Similar more nuanced details are necessary to even begin making sense of your other examples.

Seems to be a bit of survivor bias here (aka winners writing history). We remember all the cases where the persecuted group won out in the end (Christianity being the classic example, but also various independence movements and struggles for justice like that against apartheid). But those aren’t typical IMO

We don’t remember (at least from the point of view of the persecuted) all the cases where they didn’t win out. E.g. the albigensian crusade, Mesoamerican cultures after the Spanish conquest, medieval Jewish populations in most of Europe etc. In all those cases the persecution worked, there isn’t anyone to remember the culture being persecuted (even if the population survived in some cases the culture didn’t or had to move elsewhere to survive)
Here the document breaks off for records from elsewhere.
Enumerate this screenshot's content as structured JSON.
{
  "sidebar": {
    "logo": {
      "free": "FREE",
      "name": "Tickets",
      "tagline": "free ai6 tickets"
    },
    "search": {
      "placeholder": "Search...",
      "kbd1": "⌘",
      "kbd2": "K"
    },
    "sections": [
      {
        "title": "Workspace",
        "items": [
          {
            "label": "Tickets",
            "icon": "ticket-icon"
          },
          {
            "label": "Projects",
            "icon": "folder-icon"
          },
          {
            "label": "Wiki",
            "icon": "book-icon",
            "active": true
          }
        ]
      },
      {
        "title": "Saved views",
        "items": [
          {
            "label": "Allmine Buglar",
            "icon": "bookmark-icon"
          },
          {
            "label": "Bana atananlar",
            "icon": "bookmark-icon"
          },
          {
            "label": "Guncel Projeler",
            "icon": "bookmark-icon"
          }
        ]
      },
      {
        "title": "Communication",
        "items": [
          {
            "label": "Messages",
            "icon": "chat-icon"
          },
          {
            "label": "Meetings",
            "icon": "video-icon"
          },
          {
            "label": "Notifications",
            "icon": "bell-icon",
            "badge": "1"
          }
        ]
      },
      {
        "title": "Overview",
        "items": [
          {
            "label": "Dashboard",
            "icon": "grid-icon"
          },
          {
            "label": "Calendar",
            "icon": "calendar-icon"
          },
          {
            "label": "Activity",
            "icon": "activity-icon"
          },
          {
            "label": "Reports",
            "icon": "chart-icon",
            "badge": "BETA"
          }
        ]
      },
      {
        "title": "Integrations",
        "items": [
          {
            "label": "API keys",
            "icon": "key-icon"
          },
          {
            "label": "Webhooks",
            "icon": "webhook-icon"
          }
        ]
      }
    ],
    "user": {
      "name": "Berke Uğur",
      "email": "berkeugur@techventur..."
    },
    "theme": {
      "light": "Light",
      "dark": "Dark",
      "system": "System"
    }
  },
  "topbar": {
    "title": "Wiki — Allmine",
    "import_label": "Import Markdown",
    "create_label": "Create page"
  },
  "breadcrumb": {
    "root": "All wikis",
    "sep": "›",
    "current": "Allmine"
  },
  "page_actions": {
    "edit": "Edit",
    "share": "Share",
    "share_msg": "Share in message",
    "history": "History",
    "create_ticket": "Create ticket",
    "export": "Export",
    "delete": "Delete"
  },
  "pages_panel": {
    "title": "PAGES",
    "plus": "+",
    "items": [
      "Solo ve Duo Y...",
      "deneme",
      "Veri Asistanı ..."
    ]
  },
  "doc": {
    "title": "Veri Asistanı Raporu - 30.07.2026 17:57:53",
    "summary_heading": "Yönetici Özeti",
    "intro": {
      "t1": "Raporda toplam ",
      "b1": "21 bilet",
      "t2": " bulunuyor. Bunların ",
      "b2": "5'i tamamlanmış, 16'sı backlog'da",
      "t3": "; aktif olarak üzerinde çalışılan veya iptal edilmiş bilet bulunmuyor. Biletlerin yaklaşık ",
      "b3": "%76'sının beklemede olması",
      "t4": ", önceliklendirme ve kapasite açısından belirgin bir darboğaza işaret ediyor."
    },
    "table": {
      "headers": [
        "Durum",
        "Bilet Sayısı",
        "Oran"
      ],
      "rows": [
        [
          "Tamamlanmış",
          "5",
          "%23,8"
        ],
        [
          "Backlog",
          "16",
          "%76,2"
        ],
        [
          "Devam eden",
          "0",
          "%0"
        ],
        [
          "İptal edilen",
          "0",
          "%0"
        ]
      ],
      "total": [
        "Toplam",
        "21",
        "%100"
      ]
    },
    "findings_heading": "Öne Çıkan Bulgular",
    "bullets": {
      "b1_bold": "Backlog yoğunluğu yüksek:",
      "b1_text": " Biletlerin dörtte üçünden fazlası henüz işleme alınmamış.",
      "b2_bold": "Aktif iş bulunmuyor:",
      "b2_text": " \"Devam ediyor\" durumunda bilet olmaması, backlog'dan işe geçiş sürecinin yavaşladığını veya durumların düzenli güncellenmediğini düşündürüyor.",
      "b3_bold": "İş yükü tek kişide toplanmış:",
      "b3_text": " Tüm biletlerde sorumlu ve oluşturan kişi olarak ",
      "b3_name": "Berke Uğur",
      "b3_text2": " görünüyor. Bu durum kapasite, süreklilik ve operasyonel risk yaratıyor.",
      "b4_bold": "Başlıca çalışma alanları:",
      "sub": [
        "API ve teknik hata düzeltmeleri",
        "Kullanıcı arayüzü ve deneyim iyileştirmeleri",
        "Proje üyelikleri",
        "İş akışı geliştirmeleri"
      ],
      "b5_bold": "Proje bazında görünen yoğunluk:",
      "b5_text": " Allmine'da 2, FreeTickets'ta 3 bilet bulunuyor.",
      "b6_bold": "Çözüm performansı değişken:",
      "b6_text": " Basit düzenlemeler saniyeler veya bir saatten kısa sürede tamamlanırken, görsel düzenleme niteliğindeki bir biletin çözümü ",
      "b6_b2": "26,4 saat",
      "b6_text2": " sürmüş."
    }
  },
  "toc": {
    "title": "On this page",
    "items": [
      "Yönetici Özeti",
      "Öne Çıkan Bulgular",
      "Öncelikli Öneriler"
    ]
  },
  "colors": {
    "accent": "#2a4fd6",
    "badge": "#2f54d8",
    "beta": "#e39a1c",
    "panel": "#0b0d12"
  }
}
I actually used that as the exact counter example. For most of western Europe (eg Britain) the persecution was not light and very “successful”, the Jewish population was effectively zero until the modern period.

I would add that in guerilla wars there is a fairly well recognized causal relationship between persecution and strengthened insurgent campaigns. Populations who are neutral or fairly lukewarm in supporting the insurgency become radical supporters quickly when a bunch of soldiers roll up and burn their village.

They were expelled from Spain after Reconquista, from France in the XIV century but were more accepted in Eastern Europe. That went backward in the XIX century, with pogroms in the East driving Jews to America and western Europe. In 1939, there was 6 million Jews in Europe (URSS excluded), with half in Poland to a total of 374 million inhabitants (1,6%). After 1945, that dropped to 1,2 million, with almost 90% of decline in Poland. That was a serious persecution, far more than in the predeceasing millennia, hence my use of “lightly”.
You’re right on the survivor bias, Christian persecutions of the pagans had been more successful than the reverse.

Exactly. This is what happens when people with no choice fight for their lives and their loved ones.